If Winter is for storytelling, what is Spring?

Updated: Mar 23, 2022

Spring is new. I'd been sending myself little one liners to remind me to write about Transformation, Intention, and other important elements of practice when I began writing again. But what for this very first entry of a new journal?


Saturday evening I opened the Winter issue of The National Museum of the American Indian magazine, and there it was. Am I late? Not really. It's still winter here in Wyoming. We got about 5 inches of snow over the weekend in town, and -amazingly- no wind to blow it off the trees and fenceposts as the temperatures dipped again below zero.
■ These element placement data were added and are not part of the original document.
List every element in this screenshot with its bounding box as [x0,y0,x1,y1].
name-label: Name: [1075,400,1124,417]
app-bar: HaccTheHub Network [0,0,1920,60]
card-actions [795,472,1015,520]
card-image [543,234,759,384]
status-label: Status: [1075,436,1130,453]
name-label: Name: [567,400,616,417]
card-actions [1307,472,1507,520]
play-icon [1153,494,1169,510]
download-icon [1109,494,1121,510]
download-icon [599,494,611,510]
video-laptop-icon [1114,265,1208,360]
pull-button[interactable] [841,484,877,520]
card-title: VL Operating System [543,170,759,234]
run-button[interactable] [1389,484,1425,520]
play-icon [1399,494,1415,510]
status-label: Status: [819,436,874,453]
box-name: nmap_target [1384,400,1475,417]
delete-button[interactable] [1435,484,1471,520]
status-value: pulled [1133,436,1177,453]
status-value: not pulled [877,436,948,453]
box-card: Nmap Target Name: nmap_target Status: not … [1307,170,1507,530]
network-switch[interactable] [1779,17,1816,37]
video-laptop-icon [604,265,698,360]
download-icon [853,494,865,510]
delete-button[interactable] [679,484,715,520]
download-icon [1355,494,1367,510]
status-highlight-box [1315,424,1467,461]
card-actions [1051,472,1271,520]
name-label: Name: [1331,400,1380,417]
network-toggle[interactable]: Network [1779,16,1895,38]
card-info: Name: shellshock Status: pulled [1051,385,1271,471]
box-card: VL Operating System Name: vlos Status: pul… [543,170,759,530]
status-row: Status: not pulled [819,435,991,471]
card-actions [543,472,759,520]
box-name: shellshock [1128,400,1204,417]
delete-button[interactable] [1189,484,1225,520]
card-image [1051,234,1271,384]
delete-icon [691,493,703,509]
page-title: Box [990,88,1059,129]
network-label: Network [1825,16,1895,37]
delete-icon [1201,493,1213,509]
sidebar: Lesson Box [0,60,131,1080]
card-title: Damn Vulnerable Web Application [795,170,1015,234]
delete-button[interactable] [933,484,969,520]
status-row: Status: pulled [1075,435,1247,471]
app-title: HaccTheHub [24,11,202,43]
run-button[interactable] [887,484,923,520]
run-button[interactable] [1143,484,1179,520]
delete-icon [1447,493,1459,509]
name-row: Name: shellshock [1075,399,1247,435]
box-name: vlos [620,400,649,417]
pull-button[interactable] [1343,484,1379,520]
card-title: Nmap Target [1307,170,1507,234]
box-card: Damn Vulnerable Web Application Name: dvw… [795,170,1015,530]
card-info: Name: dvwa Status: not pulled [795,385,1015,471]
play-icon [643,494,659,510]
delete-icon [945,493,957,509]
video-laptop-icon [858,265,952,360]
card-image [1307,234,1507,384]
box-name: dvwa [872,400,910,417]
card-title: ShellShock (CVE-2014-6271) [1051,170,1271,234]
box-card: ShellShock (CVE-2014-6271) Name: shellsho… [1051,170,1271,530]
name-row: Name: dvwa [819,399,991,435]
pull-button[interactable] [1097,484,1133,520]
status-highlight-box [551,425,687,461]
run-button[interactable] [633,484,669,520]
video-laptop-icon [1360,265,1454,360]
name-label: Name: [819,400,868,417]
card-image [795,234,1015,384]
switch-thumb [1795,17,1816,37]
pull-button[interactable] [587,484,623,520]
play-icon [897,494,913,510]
On page 6 of American Indian Greg Sarris, Vice Chair of the Board of Trustees of NMAI and Chairman of the Federated Indians of Graton Rancheria recounts the words of Mabel McKay, a renowned Pomo basket maker and medicine woman, who warned to "Only tell stories in winter, never in summer." She continued that in summer the stories are only remembered, while in winter, we sit and think about them.

It's still Winter, and I've been thinking. Haven't we all? A crisis in Europe that is consuming the news and peoples lives and livelihoods, Covid still in the headlines, crazy weather- you know you've said that at some point in the past few months, right? Heavy stuff.


But Spring brings hope. We have had a season to move more slowly and observe our surroundings, to sit and ponder those Great Questions and the Stories built around them. Now we are in between. We still have time to sit and think before walking back out into the brightness of a new season. Many of us who are shamanic practitioners are gathering now to work together for peace, balance, transformation. It's a slow and complex process. We do not practice without permission. But we are working.


What will you do with this day? This season?